The behaviors you tolerate as well be the behaviors you promote. If you allow anyone (including producers) on your team to perform below expectations, you are signaling to the rest of the team that they can get away with poor performance.

We often convince ourselves that our team is filled with professionals who want to be left alone. The reality is that the best performers want to be part of a culture of accountability, one that comes with consequences when expectations aren't met. The reason is that if they have no accountability or consequences for not performing well, they must not be that important to the organization's success.

High-performing agencies have accountability and consequences at a high level; it’s why they attract the highest achievers, which is also why they are high-performing companies.

Compensation rewards the right behaviors

Your compensation model must reinforce and reward each role's critical behaviors and results.

For sales positions, agencies typically pay too much for renewals and too little for new businesses.
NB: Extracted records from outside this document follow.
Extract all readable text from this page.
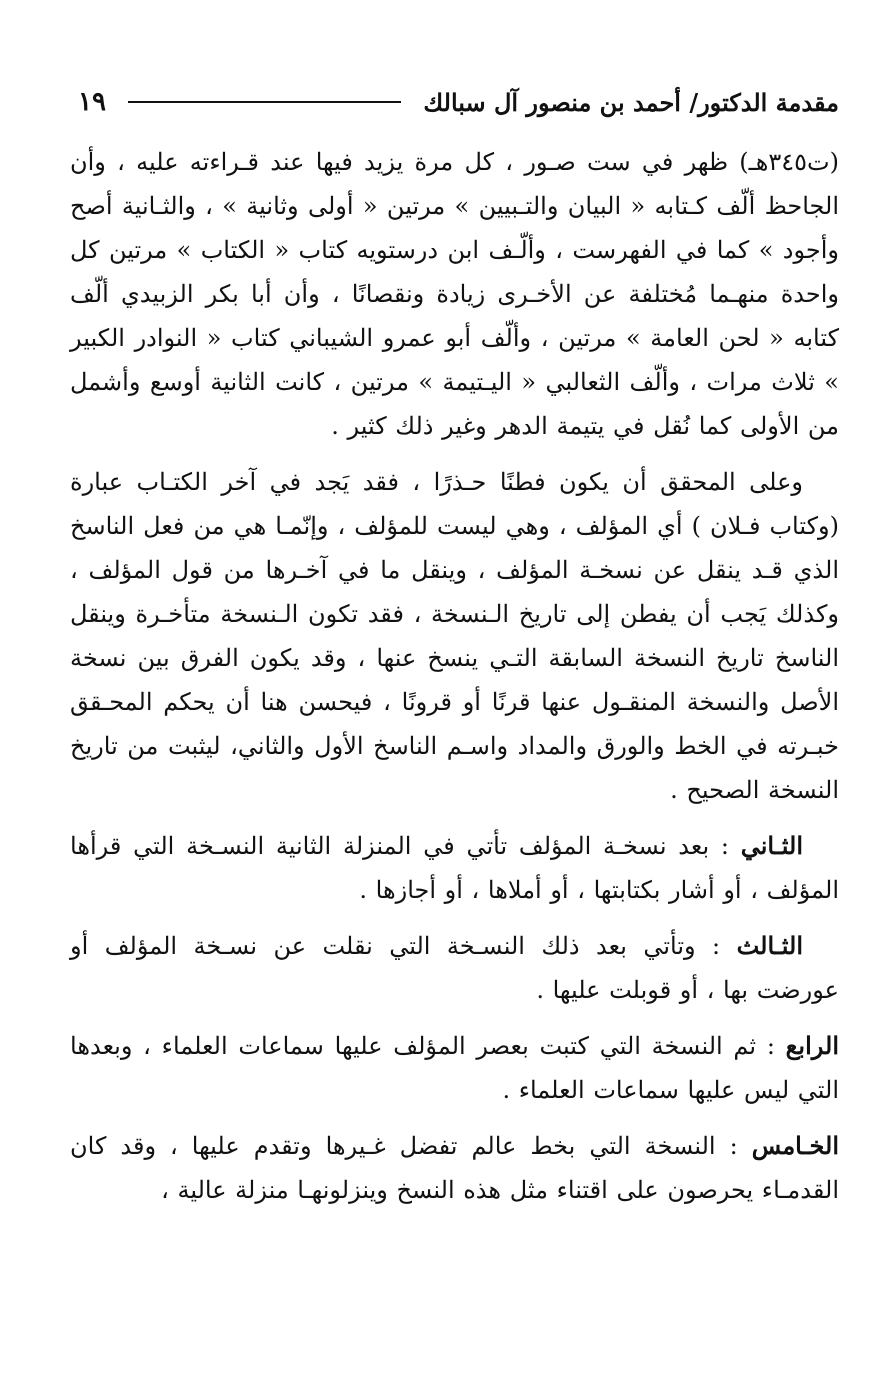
مقدمة الدكتور/ أحمد بن منصور آل سبالك
١٩

(ت٣٤٥هـ) ظهر في ست صـور ، كل مرة يزيد فيها عند قـراءته عليه ، وأن الجاحظ ألّف كـتابه « البيان والتـبيين » مرتين « أولى وثانية » ، والثـانية أصح وأجود » كما في الفهرست ، وألّـف ابن درستويه كتاب « الكتاب » مرتين كل واحدة منهـما مُختلفة عن الأخـرى زيادة ونقصانًا ، وأن أبا بكر الزبيدي ألّف كتابه « لحن العامة » مرتين ، وألّف أبو عمرو الشيباني كتاب « النوادر الكبير » ثلاث مرات ، وألّف الثعالبي « اليـتيمة » مرتين ، كانت الثانية أوسع وأشمل من الأولى كما نُقل في يتيمة الدهر وغير ذلك كثير .

وعلى المحقق أن يكون فطنًا حـذرًا ، فقد يَجد في آخر الكتـاب عبارة (وكتاب فـلان ) أي المؤلف ، وهي ليست للمؤلف ، وإنّمـا هي من فعل الناسخ الذي قـد ينقل عن نسخـة المؤلف ، وينقل ما في آخـرها من قول المؤلف ، وكذلك يَجب أن يفطن إلى تاريخ الـنسخة ، فقد تكون الـنسخة متأخـرة وينقل الناسخ تاريخ النسخة السابقة التـي ينسخ عنها ، وقد يكون الفرق بين نسخة الأصل والنسخة المنقـول عنها قرنًا أو قرونًا ، فيحسن هنا أن يحكم المحـقق خبـرته في الخط والورق والمداد واسـم الناسخ الأول والثاني، ليثبت من تاريخ النسخة الصحيح .

الثـاني : بعد نسخـة المؤلف تأتي في المنزلة الثانية النسـخة التي قرأها المؤلف ، أو أشار بكتابتها ، أو أملاها ، أو أجازها .

الثـالث : وتأتي بعد ذلك النسـخة التي نقلت عن نسـخة المؤلف أو عورضت بها ، أو قوبلت عليها .

الرابع : ثم النسخة التي كتبت بعصر المؤلف عليها سماعات العلماء ، وبعدها التي ليس عليها سماعات العلماء .

الخـامس : النسخة التي بخط عالم تفضل غـيرها وتقدم عليها ، وقد كان القدمـاء يحرصون على اقتناء مثل هذه النسخ وينزلونهـا منزلة عالية ،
The highest performing agencies recognize that they need to keep their producers focused on new production. They accomplish this largely through their compensation formula.
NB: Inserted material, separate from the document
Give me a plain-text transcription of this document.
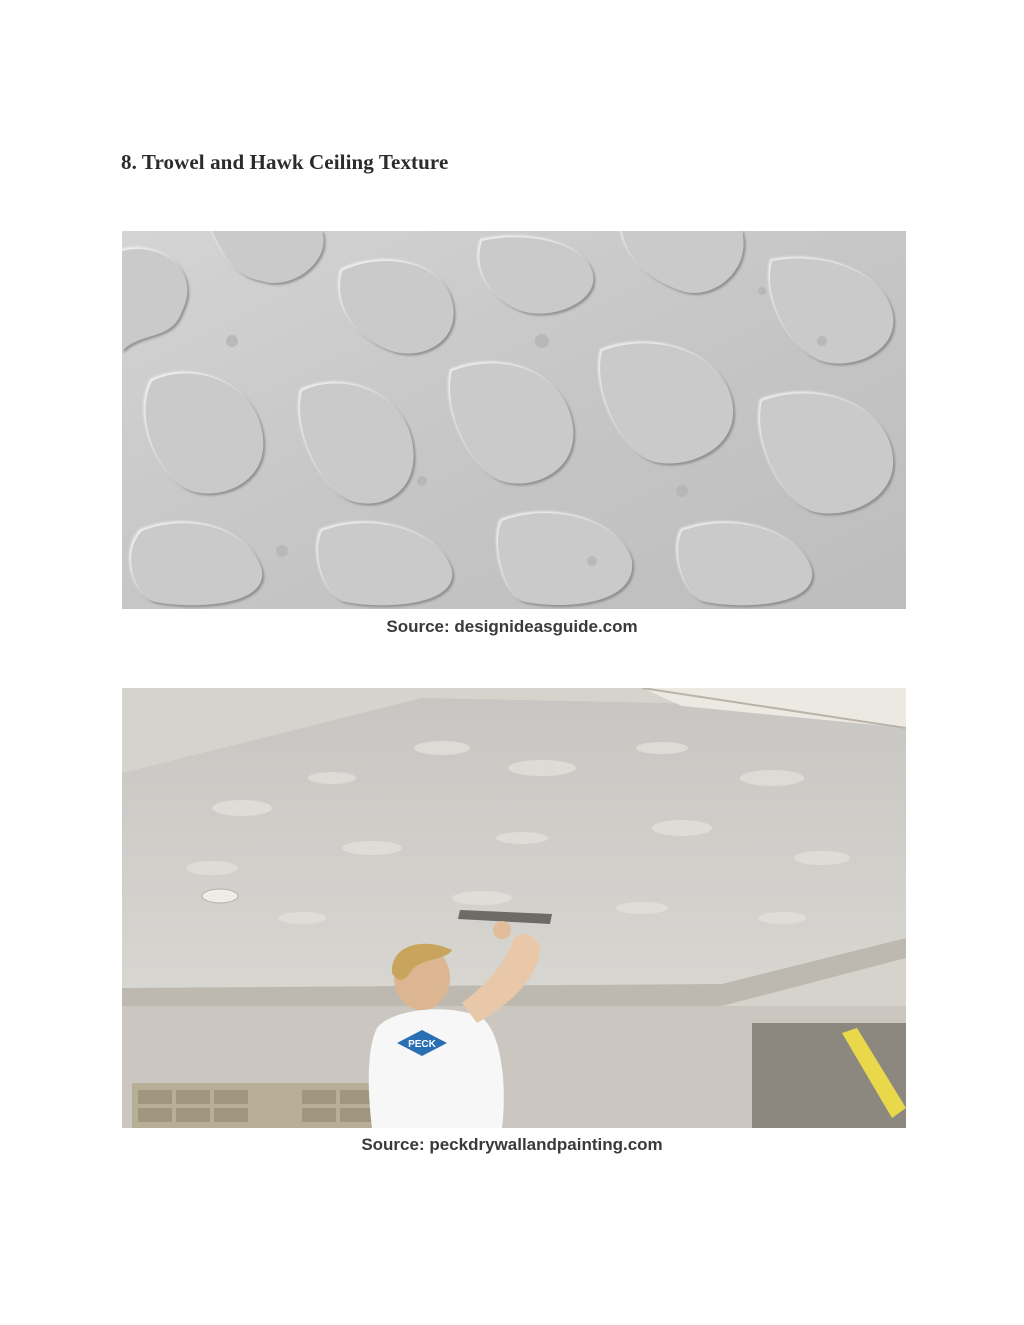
8. Trowel and Hawk Ceiling Texture

Source: designideasguide.com

PECK

Source: peckdrywallandpainting.com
While still compensating producers for renewing their existing books, high-performing agencies pay much higher percentages for new business than renewals. However, the biggest key to keeping producers focused on writing new business lies in the agency offering large, "over-the-top” bonuses for “over-the-top” production.

Of course, it’s also important to understand that using compensation to reward the right behaviors doesn’t stop with producers; you need to create incentive compensation programs that reward the entire team for the revenue growth of the book they service and the agency as a whole.

Producers must produce

A salesperson’s job is to sell, always.

This idea was alluded to earlier but is worthy of additional emphasis. Salespeople must continue to do the job they were hired to do, sell. They should not be allowed to stop selling or even slow down simply because they are satisfied with their personal income level.

Underperforming agencies allow producers to become complacent, sit on a book of business, and become overpaid, under-qualified service people. However, their high-performing counterparts expect their producers to always produce. Period. End of story.

Rehire your best talent

High-growth agencies know where to make the best personnel investments.

Making a successful producer hire is difficult. While the typical agency will look for more producers when they want to grow, high-performing agencies will first focus on “rehiring” their best talent.

If a high-performing agency finds that a producer is legitimately bogged down with non-sales activities, they will hire a support person to relieve their proven salesperson. Successfully hiring a support role can be done more predictably and for less money than hiring a new producer. This is a no-brainer investment to get proven sales talent back in the game.

Leadership seat

High-performing agencies have the right person driving the bus.

High-performing agencies recognize that the idea of having the right people in the right seat starts with the driver’s seat. They never assume that the owner is necessarily the best equipped to run the day-to-day operations; when they aren't, they bring in a professional to fill this critical role.

Get started!

  1. List the critical few (the top 2 or 3) results and the driving behaviors you need from each role on your team.
  2. Assess and take inventory of the skills possessed by each team member and compare it to the results/behaviors you identified above.
  3. Review your compensation formulas for every role to evaluate if you intentionally reward the behaviors/results you need from each position.
  4. As an industry, we are horrible at firing people, even when it is obvious to everyone that it is the necessary next step. If you don't have the right people in the right seat, you either need to provide them the training they need, re-assign them if there is another seat they can fill successfully, or get them off your bus.

This may be an entirely new way of looking at your team but think of it as a much-needed tune-up for the engine that runs your business. Clearly defined roles and a culture of accountability and success will allow your agency to run smoothly and perform at optimal levels.